2016-02-02 11:36:46 | 日記

February 2, 2016

文庫本化された村上春樹『色彩を持たない多崎つくると、彼の巡礼の年』(文春文庫)を、友人から借りて読んだ。物語の大筋は、主人公・多崎つくるが高校時代に行動を共にしていた親友4人から、20歳の時何の予告もなしに関係を断たれ、死ぬことだけを考えて生きるという孤独のなかへ落ち込んで行くが、何とか立ち直り、36歳のとき知り合った2歳年上の女性の力を借りて、自分を断絶したかつての友人を訪ねて、あれはいったい何だったのかを問う過去への「巡礼」に出る、というもの。この物語のひとつの主題は、20代の初めに、何の前触れもなく突然その存在を否定され、その後の彼の人格の形成に大きな影響を与えたできごととそこからの自己の回復である。「たぶんそのために僕は人と深いところでかかわれないようになってしまった」と作品の中で「つくる」は語る。で、これだけでは、単なる青春小説のような安直な物語であるが、もちろん村上春樹の小説がこの範囲でないことはわかる。大きな主題を提起しているのだろう。ここで、まだ読み終わってないのだが、加藤典洋『村上春樹は、むずかしい』の中で、本書について語っている部分を参考にさせてもらった。

まず、本書について書かれている部分を少し引用させてもらう。

  この小説が、村上として三・一一のできごとに答える最初の作品として書かれていることは、主人公の遭う厄災とそれからの回答の劇が、ちょうど彼(多崎つくる)の二〇歳の歳と一六年後、三六歳の現在を行きかう「巡礼」の時間を構成しつつ、一九九五年の地下鉄サリン事件から二〇一一年の原発事故までの「一六年」間にぴたりと重なっていること、しかもこの主人公の試練の物語に、この時間の起点と終点をなす「大地震」、また原発事故は現れることがない(起こらない)ことに、しっかり刻印されている。
 この小説は、日本社会に起こった東日本大震災と原発事故とそこからの回復という物語の代わりに、多崎つくるという主人公に起こる、理由のあかされない友人との共同体からの突然の排除と絶望、そしてそこからの回復の試みという試練を描くのである。

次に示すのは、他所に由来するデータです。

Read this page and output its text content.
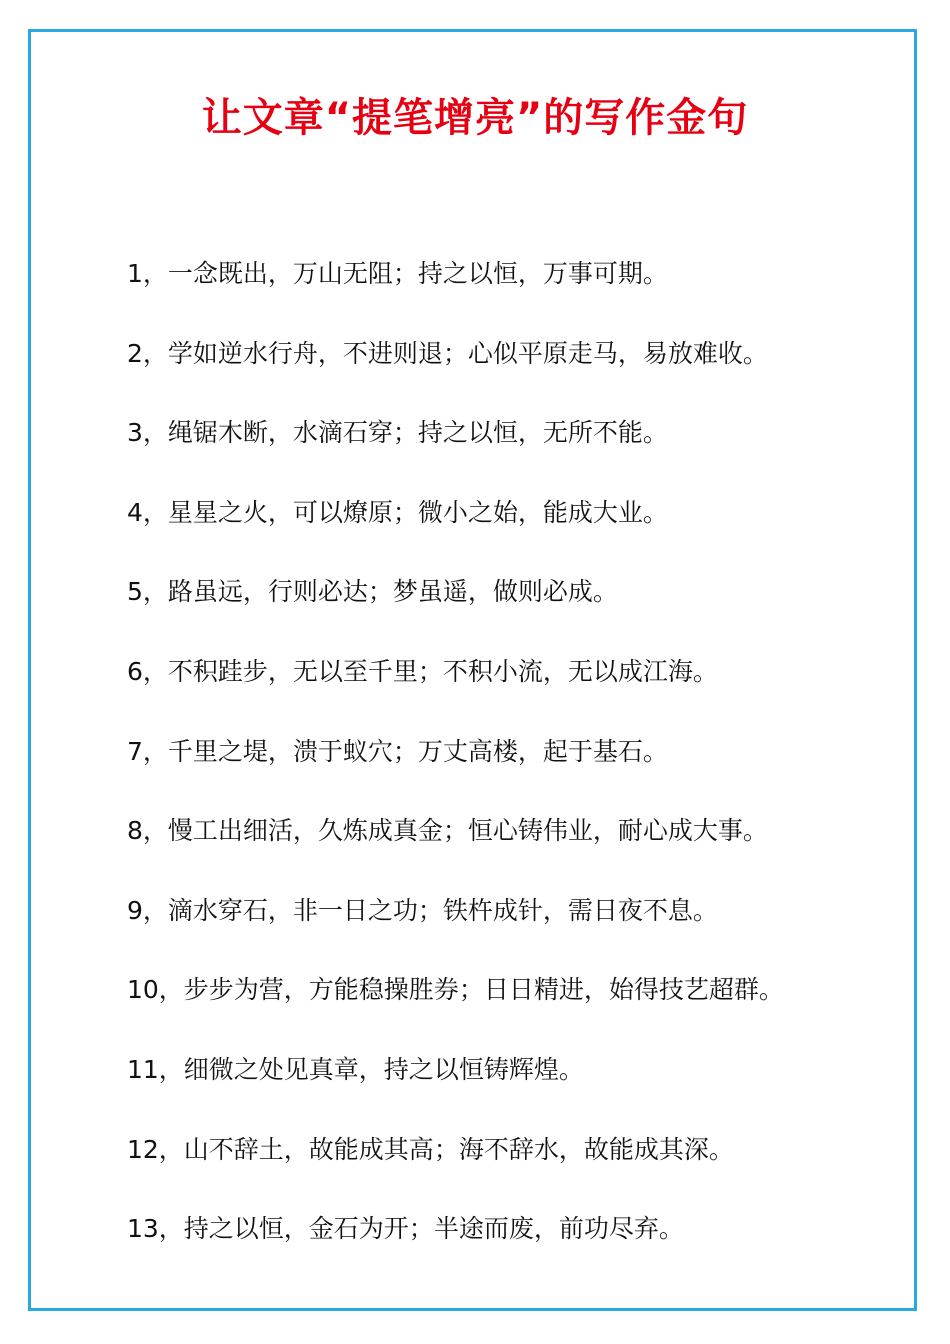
让文章“提笔增亮”的写作金句
1，一念既出，万山无阻；持之以恒，万事可期。
2，学如逆水行舟，不进则退；心似平原走马，易放难收。
3，绳锯木断，水滴石穿；持之以恒，无所不能。
4，星星之火，可以燎原；微小之始，能成大业。
5，路虽远，行则必达；梦虽遥，做则必成。
6，不积跬步，无以至千里；不积小流，无以成江海。
7，千里之堤，溃于蚁穴；万丈高楼，起于基石。
8，慢工出细活，久炼成真金；恒心铸伟业，耐心成大事。
9，滴水穿石，非一日之功；铁杵成针，需日夜不息。
10，步步为营，方能稳操胜券；日日精进，始得技艺超群。
11，细微之处见真章，持之以恒铸辉煌。
12，山不辞土，故能成其高；海不辞水，故能成其深。
13，持之以恒，金石为开；半途而废，前功尽弃。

(加藤典洋『村上春樹は、むずかしい』岩波新書)

私は、加藤氏のこの見解にすべて賛同するわけではない、というかここまで並列して大きな主題と小さな主題を解説することには少し違和感を感じるが、単なる物語として読み切れないテーゼを含んでいることはわかる。それは、前回の読書会で読んだ、日常に潜む不安を描いた『国境の南、太陽の西』の時と同じである。しかし本書は物語の登場人物の悩みが共通感覚として読者に伝わらないのではないかと思う。これは村上春樹自身の悩みの軽さにも通じるのではないかとも思ったりする。今私は、村上春樹『走ることについて語るときに僕の語ること』も、電車の中に持ち歩いて読んでいる。村上春樹の物語に描かれる孤独や不安と走ること、この同時進行が、もう私のような化石化しつつある世代には理解できないことかもしれない。あるいは、私の読みの浅さから来ているのだろう。

画像は、正月の花の残りの「千両」。長持ちしている。